The involved coins (the ones that are put at stake) are increased by the reward for putting them at stake (1% per coin-year?), transition to the status “immature” and mature after 520 blocks (as “generated” coins).
The coin-age counter is set to 0 for received coins. Is it 0 for generated coins as well (I bet so)?
Is there a maximum of coin-age that can be aggregated? I think so, because being involved in the PoS process needs to be incentivized. It is welcome to have a Peercoin client running with parts of the Peercoins at stake.
If the coin-age would be unlimited, it could be possible to attack the network with a small share of Peercoins which have had aged for aeons (just like Futurama-Fry’s 93 Cents on the bank account growing to Billions over time; ok, the metaphor doesn’t really work, but you know what I mean ).
So I assume the coin-age that can be aggregated is limited; but to which value (useful to know if you don’t want to lose a part of the possible PoS minting)?
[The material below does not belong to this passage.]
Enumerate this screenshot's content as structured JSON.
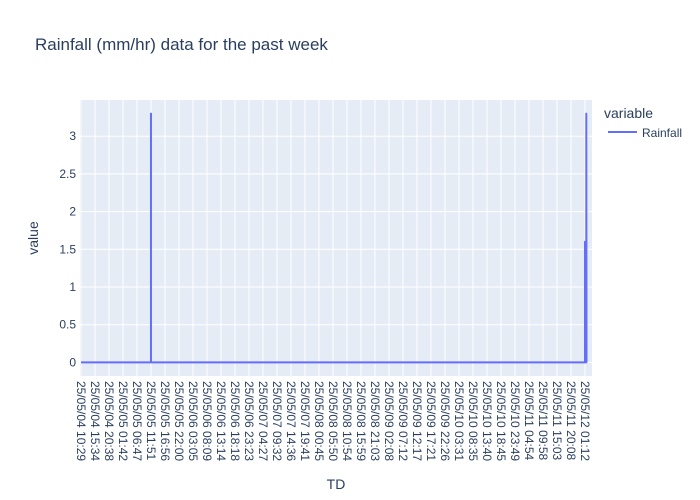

Is the chance of generating a PoS block in a linear relation to the aggregated coin-age (up to the maximum if that exists)?
From the whitepaper I understand PoS as stochastical process. How can that be brought in line with the “hashing operation […] over a limited search space”, which sounds like generate hashing power by aggregating coin-age but not very stochastically.
As a stochastical process I explained it to myself as taking part in a raffle; total coin-age correlates to the number of raffle tickes in that analogy. In difference to most real-life raffles you don’t have to buy new tickets for each round of raffle, but once you won the lottery (PoS block solved -> coin-age consumed) your tickets are invalidated from taking part in coming raffles; you trade them for the win. But I have no clue about that “hashing operation over a limited search space” thing if it comes to lottery…
PoS consumes few energy because it operates in a “limited search space” (ok, I still don’t understand that, but it is in difference to PoW). I can confirm that PoS needs only few energy by having tested peercoind on a RaspberryPi. I was able to stake-mint without having more than some percent (roughly 20%) of CPU load, which is not much considering the total CPU power of a RaspberryPi.
PoS makes attacks of the blockchain less attractive than attacks on “PoW only” coins because you need a large share of all coins to make a successful PoS attack (which would work like a 51% PoW attack?). Gathering this large share is costly (unless max. coin-age is unlimited) and a successful attack renders those coins worthless or at least much less valuable.
The average generation time of a block in the Peercoin network is 10 minutes regardless of the type of block (PoW/PoS). This means the difficulty is not only based on the hashing power for doing the PoW but the coin-age taking part of the PoS process as well. What number of blocks is used to calibrate the difficulty?
The Peercoin network is intended to transition from a mainly PoW driven network to a mainly (or completely?) PoS driven network.
How is the block spacing determined once it is mainly PoS?
Is the difficulty then derived from the total of “one hash per unspent wallet-output per second” of all running Peercoin clients? How does the difficulty regulate the chance for generating PoS blocks?
What happens if lots of clients start PoS minting with age-old coins bringing lots of coin-age into play? Is this treated like lots of miners joining the PoW process?
I’m deeply sorry if this post confuses more than it helps understanding PoS. But I hope that somewhen, after having received lots of helpful answers, this might be useful enough to be integrated in peercoin.net.